The company sequences human DNA. The number in the name of the corp is the number of chromosomes in human DNA. I hope you and I both have more than 21 chromosomes…
Or scarier, a National Security Letter the government claims the company can't even talk about except maybe in secret court. Or perhaps scariest, a """"National Security Letter ;^)"""", ie, the company absolutely wants to gleefully cooperate with the government and give it whatever it wants for the right price, but also wants to maintain a veneer of "we totally care" and the government obligingly produces some demand and the company then goes "oh geez we totally place customers first and privacy is our highest priority ....but we had to because of terrorist pedo murder rioter jaywalkers, the government ORDERED us to not our fault nothing we could do!" while facilitating it without any challenge at all.
Or worse-yet, opt-in means "Hey our rates are going up, but not if you agree to this" (something comcast did recently).
Or opt-in is stored in some database somewhere and might "accidentally be misread" due to a "bug".
If they want real-opt-in then it should be a SMS message at the time they want to know, and a phone-number you can reach out to for more information. This would give an audit trail at the very least.
What’s the Comcast story? (just did a quick search)
This will be abused by the government, by the police, and every othet nefarious organizations and individuals possible.
Penalties should be in the %s of revenue or company assets. Whistleblowers should receive large sums for identifying violations.
In a broader vein, it's time for regulation forbidding the retention or aggregation of any person's data for any commercial purpose other than the one most proximal to the actual transaction in which the person engaged, unless they explicitly opt in.
What would the latter mean? Among other things, targeted ads and recommendation systems would become illegal. Cross-user aggregation (or e.g., a company engaging in any user-longitudinal data analytics) would be illegal. In SQL language, ideally the only time you could do any query with a user ID returning multiple rows for further use would be to serve data directly back to the user. In the long run, such queries should be impossible by requiring something like a) per-user encrypted storage, b) user owned data, c) non-correlatable per-user IDs across transactions.

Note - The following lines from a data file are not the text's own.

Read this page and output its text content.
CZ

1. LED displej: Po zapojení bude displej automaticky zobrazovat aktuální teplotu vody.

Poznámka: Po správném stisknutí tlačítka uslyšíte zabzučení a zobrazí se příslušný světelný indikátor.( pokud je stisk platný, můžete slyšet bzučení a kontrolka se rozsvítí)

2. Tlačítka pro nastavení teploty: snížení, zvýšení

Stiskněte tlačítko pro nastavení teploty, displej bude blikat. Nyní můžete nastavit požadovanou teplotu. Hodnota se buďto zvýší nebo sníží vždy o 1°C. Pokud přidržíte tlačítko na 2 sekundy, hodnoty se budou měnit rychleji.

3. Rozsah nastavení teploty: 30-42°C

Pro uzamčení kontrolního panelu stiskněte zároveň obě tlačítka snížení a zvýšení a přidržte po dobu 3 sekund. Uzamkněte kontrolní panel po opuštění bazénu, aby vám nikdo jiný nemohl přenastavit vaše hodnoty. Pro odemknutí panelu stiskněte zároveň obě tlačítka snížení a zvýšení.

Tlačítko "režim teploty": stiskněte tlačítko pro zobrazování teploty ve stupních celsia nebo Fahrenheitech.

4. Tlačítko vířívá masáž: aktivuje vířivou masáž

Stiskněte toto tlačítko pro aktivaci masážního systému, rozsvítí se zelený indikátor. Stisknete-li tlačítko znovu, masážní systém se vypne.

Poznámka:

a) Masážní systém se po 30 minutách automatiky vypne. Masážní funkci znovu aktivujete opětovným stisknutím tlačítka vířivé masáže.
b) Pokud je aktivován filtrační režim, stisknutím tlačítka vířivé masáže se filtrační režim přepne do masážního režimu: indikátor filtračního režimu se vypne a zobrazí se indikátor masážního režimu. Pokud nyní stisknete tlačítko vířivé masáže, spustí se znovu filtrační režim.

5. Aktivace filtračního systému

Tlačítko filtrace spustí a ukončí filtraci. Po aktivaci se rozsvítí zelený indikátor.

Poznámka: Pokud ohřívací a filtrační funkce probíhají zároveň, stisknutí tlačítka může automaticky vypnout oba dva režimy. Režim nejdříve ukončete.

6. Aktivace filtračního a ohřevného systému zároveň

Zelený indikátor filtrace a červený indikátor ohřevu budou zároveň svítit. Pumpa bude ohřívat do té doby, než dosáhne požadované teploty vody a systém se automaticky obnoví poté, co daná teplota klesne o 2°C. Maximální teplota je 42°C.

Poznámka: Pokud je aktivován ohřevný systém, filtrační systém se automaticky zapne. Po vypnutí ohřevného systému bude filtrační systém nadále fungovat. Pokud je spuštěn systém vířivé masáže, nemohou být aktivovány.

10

It will never happen because -- as noted in the article -- many folks in SillyCon valley and government are technofascists, but it should, because our current situation violates all reasonable notions of privacy.
What do you mean by that?
I'm arguing that no per-user analytics should be able to be conducted. A store can track how many times product A is purchased, but not that product A and B were purchased by the same user. Using the latter info for anything other than providing a summary of what the user has purchased (to the user) should be illegal.
Yeah it would be complicated. But you could do it by creating a new obfuscated user ID for each transaction.
Or even better, by having each person store their own data and mandating that companies delete all records. The company can provide a signature on the transaction record (a receipt!) that the user keeps to prove the purchase if there's a conflict later on. But the company cannot keep a copy of any per-user info, the receipt, or the transaction info; nothing beyond the fact that product A was purchased on a certain date.